Giliran masuk ke komplek perumahanku  ternyata kering sama sekali. Padahal sudah berhari-hari berbagai ukuran container air mulai dari ember dan  bak sudah berjejer rapi di bawah talang. Untuk memenuhi kebutuhan air bersih kami yang paling murah meriah  sebenarnya adalah  air hujan itu. Tapi ternyata pagi itu harapan untuk mendapat air hujan kembali pupus.

Ya saat sebagian wilayah di ibukota terendam banjir di hari-hari ini maka  kami justru  sedang menunggu –nunggu hujan  turun. Kita – warga kota pulau- memang sedikit banyak tergantung dengan air hujan untuk sumber air bersih. Jadi menanti  air hujan turun  adalah menjadi bagian penting dari salah satu  rutinitas dalam  hidup kami..   Walaupun ada aliran air dari PDAM tapi di tempat yang sumber airnya hanya mengandalkan air permukaan, maka tidak ada hujan juga berarti kering juga air dari  PDAM nya.  walaupun di sebagian tempat ada sumber air, tapi  tentu saja untuk membawanya sampai ke saluran air di rumah kita juga butuh upaya. Yang paling gampang adalah dengan membeli air profil/tangki. Tapi membeli air bersih pun harus antri. Kadang-kadang antara hari pemesanan dan pemenuhan pesanan seringkali ada jeda yang cukup lama. Karena di “musim kering’ seperti ini semuanya antri mau beli air bersih.

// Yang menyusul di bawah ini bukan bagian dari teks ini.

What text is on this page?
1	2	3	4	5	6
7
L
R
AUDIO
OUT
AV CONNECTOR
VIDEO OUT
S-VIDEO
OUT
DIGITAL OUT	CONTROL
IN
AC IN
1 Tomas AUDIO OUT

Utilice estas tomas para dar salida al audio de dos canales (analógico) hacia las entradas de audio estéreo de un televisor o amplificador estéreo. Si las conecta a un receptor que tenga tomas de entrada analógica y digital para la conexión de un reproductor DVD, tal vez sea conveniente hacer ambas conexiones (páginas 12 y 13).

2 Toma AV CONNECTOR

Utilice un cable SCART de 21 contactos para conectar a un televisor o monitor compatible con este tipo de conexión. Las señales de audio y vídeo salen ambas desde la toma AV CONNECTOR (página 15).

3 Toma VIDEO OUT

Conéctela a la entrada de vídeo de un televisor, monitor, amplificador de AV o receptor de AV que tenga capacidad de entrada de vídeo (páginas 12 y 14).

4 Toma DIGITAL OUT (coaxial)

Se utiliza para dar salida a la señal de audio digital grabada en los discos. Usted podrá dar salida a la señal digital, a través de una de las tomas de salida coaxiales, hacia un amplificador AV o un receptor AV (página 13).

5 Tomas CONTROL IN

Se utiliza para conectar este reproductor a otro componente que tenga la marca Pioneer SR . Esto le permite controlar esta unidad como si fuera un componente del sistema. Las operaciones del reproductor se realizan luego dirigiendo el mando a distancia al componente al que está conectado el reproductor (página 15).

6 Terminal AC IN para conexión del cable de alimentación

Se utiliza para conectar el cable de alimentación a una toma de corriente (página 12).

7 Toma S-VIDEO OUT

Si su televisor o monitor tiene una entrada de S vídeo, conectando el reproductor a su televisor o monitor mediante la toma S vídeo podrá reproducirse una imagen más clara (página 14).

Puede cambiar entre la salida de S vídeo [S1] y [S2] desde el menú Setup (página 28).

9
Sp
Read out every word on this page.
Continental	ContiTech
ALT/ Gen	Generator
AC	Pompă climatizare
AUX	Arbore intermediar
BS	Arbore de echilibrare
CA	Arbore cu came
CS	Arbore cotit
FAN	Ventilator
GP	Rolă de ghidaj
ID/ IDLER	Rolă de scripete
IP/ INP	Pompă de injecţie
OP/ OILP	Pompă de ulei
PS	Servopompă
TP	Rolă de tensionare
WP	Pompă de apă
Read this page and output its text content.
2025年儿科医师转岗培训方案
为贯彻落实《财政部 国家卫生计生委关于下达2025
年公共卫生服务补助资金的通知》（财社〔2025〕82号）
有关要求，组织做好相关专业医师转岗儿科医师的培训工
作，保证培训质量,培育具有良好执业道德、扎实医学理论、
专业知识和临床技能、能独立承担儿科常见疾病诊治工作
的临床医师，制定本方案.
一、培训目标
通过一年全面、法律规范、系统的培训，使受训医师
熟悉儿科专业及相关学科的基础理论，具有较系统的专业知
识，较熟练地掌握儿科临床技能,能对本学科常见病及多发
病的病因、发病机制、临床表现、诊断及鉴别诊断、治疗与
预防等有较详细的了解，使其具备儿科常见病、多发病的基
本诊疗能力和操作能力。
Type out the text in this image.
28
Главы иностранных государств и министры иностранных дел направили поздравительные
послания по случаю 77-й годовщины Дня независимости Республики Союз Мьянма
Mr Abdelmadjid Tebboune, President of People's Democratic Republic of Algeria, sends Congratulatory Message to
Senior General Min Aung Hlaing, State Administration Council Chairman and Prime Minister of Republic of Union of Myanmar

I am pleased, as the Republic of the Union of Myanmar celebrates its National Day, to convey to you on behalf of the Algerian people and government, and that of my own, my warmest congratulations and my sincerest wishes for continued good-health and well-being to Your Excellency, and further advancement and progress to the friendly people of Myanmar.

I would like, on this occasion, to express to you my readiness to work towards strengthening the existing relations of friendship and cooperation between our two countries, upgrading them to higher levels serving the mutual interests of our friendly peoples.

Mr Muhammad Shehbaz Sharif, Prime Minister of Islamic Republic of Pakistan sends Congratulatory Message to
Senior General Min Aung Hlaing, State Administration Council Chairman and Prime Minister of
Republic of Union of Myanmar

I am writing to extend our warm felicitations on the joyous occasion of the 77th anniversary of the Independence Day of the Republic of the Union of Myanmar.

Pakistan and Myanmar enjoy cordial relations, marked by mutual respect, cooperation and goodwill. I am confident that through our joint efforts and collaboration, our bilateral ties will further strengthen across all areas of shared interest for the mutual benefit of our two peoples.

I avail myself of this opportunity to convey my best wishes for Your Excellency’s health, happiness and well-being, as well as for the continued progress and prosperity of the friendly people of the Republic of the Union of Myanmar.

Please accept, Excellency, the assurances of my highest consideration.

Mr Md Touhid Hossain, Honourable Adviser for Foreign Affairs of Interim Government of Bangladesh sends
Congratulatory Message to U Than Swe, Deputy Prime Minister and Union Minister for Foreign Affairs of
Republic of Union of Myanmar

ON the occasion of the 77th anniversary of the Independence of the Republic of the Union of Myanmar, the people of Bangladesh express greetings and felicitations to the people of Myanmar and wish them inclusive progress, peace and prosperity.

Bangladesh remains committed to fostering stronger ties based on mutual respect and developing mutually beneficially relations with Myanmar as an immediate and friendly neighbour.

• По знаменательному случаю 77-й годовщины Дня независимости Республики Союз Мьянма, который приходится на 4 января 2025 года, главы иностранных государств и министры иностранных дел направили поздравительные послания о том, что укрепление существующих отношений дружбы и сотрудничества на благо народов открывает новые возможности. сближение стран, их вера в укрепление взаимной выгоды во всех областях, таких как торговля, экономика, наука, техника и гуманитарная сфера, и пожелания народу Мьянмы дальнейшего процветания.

Jadi wajar bila hari-hari ini kita selalu berhitung  dengan mendung dan angin—sesuatu  yang ditunggu-tunggu kehadirannya.  Ada nya drum, profil, ember-ember yang terbuka  di bawah talang air sebagai wadah yang sengaja kita siapkan untuk menampung air hujan yang turun manjadikan istilah memanen air hujan menjadi jamak di telinga.

Inilah kayaknya salah satu kasus memanen yang tidak perlu  menanam dulu.  …..Padahal  jamaknya untuk menuai sesuatu maka harus ada yang ditanam sebelumnya.   Panen padi setelah menyemai  padi. Di kasus yang lain walaupun kiasan tapi mirip juga :siapa menabur angin maka akan menuai badai.. Jadi menyemai dan menanam dulu, baru akan memanen hasilnya.

Sehingga menurut hemat saya istilah memanen air hujan agaknya  berlebihan.  Kita tidak punya peran dalam menurunkan hujan-walaupun di beberapa kasus ada hujan buatan. Tapi sesungguhnya  sangt kecil  atau  bahkan  hampir tidak pernah ikut andil  di dalamnya dalam penentuan siklus-siklusnya tadi. Dalam  perkembangan ilmu   ada banyak   upaya  menjaga ketersediaan  siklus air  seperti pembuatan biopori, upaya menjaga lingkungan /tanaman/hutan, tapi ternyata dalam “pemilihan”  lokasi hujan kita sama sekali berperan.

Jadi  menurutku yang agak  tepat kayaknya adalah ‘menadah” air hujan. Cuma istilah menadah/menampung terkesan hanya menunggu saja dan  cenderung  tidak “seksi”. Dalam memanen air hujan  di sini ada peran aktif untuk menahan air hujan yang datang supaya tidak lari begitu saja ke pembuangan  akhirnya yaitu laut.

Jadi walaupun berlebihan istilah  memanen air hujan  dianggap bisa mewakili sebuah upaya  untuk memanfaatkan sumber daya yang ada (air hujan) untuk sebesar-besar manfaat.

Ya istilah memanen air hujan dimana kita memanen tanpa menanam  menjadikan kita perlu “malu” untuk membuang- buang  sumber daya air yang ada. Karena ternyata kita semata-mata hanya menadahkan ‘tangan” saja. Menadah berarti kita hanya menunggu dan bergantung dengan kemurahan yang akan memberi. Kepada Sang Pembuat dan Pembagi  air  hujan saja  kita bergantung . Jadi marilah kita berhemat  air.!!